Renouer le lien avec les autres pour une inclusion durable
Depuis qu'elle s'est engagée dans ce projet, Sarah Loraux-Chiffard a vu les progrès de son fils. "Le parcours de Raphaël a été chaotique avec une vraie phobie scolaire qui s'est installée, du harcèlement à l'école, il se faisait enfermer dans les toilettes. Il a fini par ne plus du tout arriver à aller à l'école et je me suis dit que quand l'école devenait une souffrance, il fallait dire stop. Il s'est retrouvé sans solution. Et après 18 mois de déscolarisation, aujourd'hui, il arrive à retourner à l'école trois à quatre matins par semaine", se réjouit-elle.
L'association a donc imaginé les solutions que l'Education nationale n'arrivait pas à inventer, une niche dans les interstices du système éducatif. Mais la structure cherche d'autres partenaires pour pérenniser son activité et l'emploi d'une éducatrice spécialisée.
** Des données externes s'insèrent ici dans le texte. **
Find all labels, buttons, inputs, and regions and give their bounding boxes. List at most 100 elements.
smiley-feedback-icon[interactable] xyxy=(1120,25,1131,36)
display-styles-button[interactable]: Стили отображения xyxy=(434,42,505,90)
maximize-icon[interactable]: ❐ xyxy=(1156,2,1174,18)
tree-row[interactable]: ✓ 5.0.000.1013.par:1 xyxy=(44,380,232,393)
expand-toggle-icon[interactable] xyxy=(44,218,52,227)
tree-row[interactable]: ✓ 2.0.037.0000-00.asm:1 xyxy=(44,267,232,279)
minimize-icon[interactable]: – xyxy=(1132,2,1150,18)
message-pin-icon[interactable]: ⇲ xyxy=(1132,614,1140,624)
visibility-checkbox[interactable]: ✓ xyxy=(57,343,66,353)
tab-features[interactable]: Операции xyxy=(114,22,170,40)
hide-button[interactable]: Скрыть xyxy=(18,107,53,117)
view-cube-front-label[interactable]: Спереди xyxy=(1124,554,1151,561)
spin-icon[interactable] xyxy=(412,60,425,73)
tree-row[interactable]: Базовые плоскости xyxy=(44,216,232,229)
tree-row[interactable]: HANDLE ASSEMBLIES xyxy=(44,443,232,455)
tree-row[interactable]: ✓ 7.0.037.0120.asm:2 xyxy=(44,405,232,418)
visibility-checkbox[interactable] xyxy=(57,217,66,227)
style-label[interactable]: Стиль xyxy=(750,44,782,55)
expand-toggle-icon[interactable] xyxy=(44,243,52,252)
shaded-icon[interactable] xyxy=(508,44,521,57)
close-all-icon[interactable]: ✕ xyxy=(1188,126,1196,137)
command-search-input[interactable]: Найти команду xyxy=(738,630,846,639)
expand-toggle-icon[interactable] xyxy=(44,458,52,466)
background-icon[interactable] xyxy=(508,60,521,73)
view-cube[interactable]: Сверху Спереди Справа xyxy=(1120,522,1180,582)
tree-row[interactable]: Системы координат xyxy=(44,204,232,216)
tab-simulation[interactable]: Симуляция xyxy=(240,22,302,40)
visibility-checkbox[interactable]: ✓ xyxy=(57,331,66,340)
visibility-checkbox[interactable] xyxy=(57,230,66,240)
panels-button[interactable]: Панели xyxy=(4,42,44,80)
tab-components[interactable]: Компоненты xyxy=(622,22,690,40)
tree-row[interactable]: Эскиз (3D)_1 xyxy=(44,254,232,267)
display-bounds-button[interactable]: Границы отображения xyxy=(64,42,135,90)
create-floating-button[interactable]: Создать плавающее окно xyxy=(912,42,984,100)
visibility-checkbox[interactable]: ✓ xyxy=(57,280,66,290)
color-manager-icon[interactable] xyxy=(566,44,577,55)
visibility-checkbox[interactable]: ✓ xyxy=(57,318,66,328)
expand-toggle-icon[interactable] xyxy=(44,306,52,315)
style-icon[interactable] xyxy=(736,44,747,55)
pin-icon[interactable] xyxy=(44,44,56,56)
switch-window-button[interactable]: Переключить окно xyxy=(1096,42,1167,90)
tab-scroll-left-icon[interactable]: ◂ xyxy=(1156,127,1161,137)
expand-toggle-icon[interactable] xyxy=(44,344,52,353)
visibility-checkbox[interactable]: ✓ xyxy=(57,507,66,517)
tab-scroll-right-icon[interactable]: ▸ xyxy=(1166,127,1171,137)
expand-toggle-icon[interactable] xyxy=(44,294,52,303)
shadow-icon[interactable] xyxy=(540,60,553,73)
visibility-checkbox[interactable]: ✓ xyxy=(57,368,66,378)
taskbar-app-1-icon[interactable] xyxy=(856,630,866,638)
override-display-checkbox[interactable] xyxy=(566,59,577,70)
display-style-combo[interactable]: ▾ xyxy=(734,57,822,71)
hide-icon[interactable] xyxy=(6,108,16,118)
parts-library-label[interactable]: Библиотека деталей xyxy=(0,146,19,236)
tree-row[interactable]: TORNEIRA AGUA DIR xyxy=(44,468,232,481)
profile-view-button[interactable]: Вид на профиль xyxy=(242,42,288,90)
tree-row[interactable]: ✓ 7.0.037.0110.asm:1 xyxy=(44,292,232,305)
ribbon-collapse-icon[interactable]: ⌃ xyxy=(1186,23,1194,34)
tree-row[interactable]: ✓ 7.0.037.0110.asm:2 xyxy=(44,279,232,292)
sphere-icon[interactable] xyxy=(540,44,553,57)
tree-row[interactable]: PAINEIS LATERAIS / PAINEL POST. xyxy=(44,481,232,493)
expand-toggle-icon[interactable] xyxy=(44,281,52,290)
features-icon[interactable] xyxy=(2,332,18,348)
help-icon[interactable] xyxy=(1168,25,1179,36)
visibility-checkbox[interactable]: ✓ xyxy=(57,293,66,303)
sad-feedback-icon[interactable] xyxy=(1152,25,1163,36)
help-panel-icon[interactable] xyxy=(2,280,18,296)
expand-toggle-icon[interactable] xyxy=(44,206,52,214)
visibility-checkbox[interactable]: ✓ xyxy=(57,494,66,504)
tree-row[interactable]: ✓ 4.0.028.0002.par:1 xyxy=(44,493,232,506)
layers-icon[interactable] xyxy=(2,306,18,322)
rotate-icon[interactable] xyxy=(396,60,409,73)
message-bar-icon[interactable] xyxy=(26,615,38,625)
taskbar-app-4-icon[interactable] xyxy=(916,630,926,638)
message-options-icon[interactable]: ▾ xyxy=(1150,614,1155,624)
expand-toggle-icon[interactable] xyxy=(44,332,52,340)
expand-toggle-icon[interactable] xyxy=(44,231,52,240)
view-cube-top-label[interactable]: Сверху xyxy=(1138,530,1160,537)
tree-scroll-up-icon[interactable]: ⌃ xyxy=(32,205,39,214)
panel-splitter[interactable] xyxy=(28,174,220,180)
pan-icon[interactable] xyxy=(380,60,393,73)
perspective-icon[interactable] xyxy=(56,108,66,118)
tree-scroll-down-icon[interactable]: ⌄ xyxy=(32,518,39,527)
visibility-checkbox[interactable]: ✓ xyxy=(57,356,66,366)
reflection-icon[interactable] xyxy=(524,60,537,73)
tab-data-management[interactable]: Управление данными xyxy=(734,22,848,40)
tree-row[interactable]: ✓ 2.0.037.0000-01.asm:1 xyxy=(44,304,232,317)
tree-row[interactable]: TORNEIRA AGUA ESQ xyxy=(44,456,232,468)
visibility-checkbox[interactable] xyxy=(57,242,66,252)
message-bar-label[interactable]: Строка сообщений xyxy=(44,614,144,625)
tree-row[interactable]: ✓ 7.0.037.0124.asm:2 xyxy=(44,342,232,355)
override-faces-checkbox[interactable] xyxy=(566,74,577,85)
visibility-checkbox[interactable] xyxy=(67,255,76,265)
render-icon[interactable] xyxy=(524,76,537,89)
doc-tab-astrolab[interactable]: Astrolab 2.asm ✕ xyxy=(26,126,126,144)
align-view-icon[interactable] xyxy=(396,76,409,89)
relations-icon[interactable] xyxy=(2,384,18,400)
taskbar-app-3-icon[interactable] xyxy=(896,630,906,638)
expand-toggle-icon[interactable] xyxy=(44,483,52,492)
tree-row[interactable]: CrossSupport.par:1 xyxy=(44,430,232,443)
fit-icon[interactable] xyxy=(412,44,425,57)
"Ces enfants, qui sont en rupture, sont souvent très malheureux", poursuit Sarah Loraux-Chiffard. "C'est un sujet sensible, mais certains en arrivent à des idées de suicide tellement ils ne se sentent pas à leur place. L'idée ici c'est de retravailler les émotions, la confiance en soi, l'estime de soi et toute la pédagogie que l'on n'apprend pas à l'école : le jardinage, l'alimentation, etc. Il s'agit aussi de retrouver ce lien social et cette confiance qu'ils peuvent avoir envers les autres. C'est primordial pour qu'ils puissent être inclus après dans la société durablement".